Tuesday, August 30, 2011

When you're facing the ocean on almost any kind of day there's probably something worth photographing.  I was lucky enough to be in Florida at the beach during the onset and retreat of hurricane Irene with absolutely no ill effects from the storm.  Instead, there were the most extraordinary sky shows of brilliant clouds and roiling ocean.  Here's but one of many negatives I made last week.  Not unlike digital photographers who wisely discard huge numbers of "captures" that just don't make it, I have discarded a lot of negatives that just weren't worthy of further attention.  This scan is of one that I will print this week if I can.  I really like it.


Tuesday, August 16, 2011

Here is one more cityscape from a while ago. This is Park Avenue (NYC) from a 10th floor office window at 230 Park Ave (the New York Central building).  It is dwarfed by the Met Life (nee Pan Am, then Sony)  Building behind it, but has this unobstructed view looking north.  It was taken around 5:00 PM on Christmas eve of 2000.  My friend was still in her office, and she let me bring in the camera and tripod, open the window, and shoot an entire roll of this single view.  I had to experiment with exposure time, so some of the negatives are unusable, but this one is the best of the lot, and I think it was 45".  It also demonstrates the convergent verticals a rigid camera is stuck with in this situation that a view camera's movements would have "corrected". However, I think the convergent verticals help the eye down the "chute" so to speak, so I don't regret the rigid camera.

BTW, this will be the last post for a while as we're going away for a week or two.
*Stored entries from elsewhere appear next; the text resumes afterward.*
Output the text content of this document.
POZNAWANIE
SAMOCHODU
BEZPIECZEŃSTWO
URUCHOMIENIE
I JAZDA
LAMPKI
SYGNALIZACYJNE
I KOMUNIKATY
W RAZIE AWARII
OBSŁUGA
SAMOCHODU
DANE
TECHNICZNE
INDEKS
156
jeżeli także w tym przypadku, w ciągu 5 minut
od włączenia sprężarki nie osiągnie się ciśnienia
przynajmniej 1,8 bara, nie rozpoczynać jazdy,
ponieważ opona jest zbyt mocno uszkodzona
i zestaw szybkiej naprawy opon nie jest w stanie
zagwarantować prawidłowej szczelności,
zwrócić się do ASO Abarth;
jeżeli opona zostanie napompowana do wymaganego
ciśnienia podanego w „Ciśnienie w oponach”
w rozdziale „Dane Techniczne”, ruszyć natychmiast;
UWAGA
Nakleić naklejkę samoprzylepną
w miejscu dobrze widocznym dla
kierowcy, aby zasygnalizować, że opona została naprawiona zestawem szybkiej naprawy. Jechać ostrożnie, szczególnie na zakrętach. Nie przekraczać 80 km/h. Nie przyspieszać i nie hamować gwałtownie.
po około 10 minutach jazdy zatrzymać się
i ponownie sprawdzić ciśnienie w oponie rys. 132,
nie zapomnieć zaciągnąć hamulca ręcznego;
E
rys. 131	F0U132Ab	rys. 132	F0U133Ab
Happy rest of summer to those who get to enjoy time away from their normal routines...and to those who don't as well.



Monday, August 15, 2011

Continuing with posts of older negatives is this one. It's from the same roll as my post of August 3rd, and was made from the same rooftop.  It's interesting that photographs that may not be particularly special in themselves, are amplified in their importance merely by their being made in locations not available to everyone.  This may be one of those photographs, but I like it as an image as well as its' being a record of place, and time.



Thursday, August 11, 2011

As I wrote in my last post, summer light isn't the best for the kinds of photographs I prefer to make (and to look at for that matter).  So I've been casually reviewing negatives that have accumulated over the last decade that I've never printed or even scanned to proof .  I came across the photograph below that was taken in March of 2000, and I think I know why I didn't print it at the time. I was using pre-cut mats to mount my prints which pretty much required that I utilize the full, or nearly full negative.  Ever since I learned to cut my own, and acquired the mat cutter to do it with, I've felt totally liberated to arrange and crop the original as I choose.  This had stuff in it I couldn't exclude when I took it because of my Hudson riverbank point of view.  But I just finished printing it with judicious cropping.  This is a negative scan that very closely emulates the physical print except for the toning which is a bit different from the print due to my minimal photoshop skills.   



Wednesday, August 3, 2011

Summer is too often a miserable time to make photographs around here.  The light is exceedingly brilliant and intense leaving little latitude for subtlety.  Of course, the adage has it that breakfast and dinner are the worst enemies of good outdoor photography, but they're also cherished times during this season when I have time away from work, so they're just going to have to remain in the schedule.  The quieter light at the beginning and end of the day comes too early and too late for me.  But, as summer wanes and the days get shorter with sunrise coming later,  I'll be a lot happier about getting out to photograph.  So...here's a photograph from February 22, 2000 that I've always been happy I made, but was never quite satisfied with. In the negative, the moon appears above the left side of the bridge.  I have finally decided to crop it out (it's not been cloned away, the image has been cropped), and I'm much happier with the result.  I was on the roof of a building on East 57th Street in Manhattan looking east into Queens.  It's the 59th Street (Queensboro) Bridge.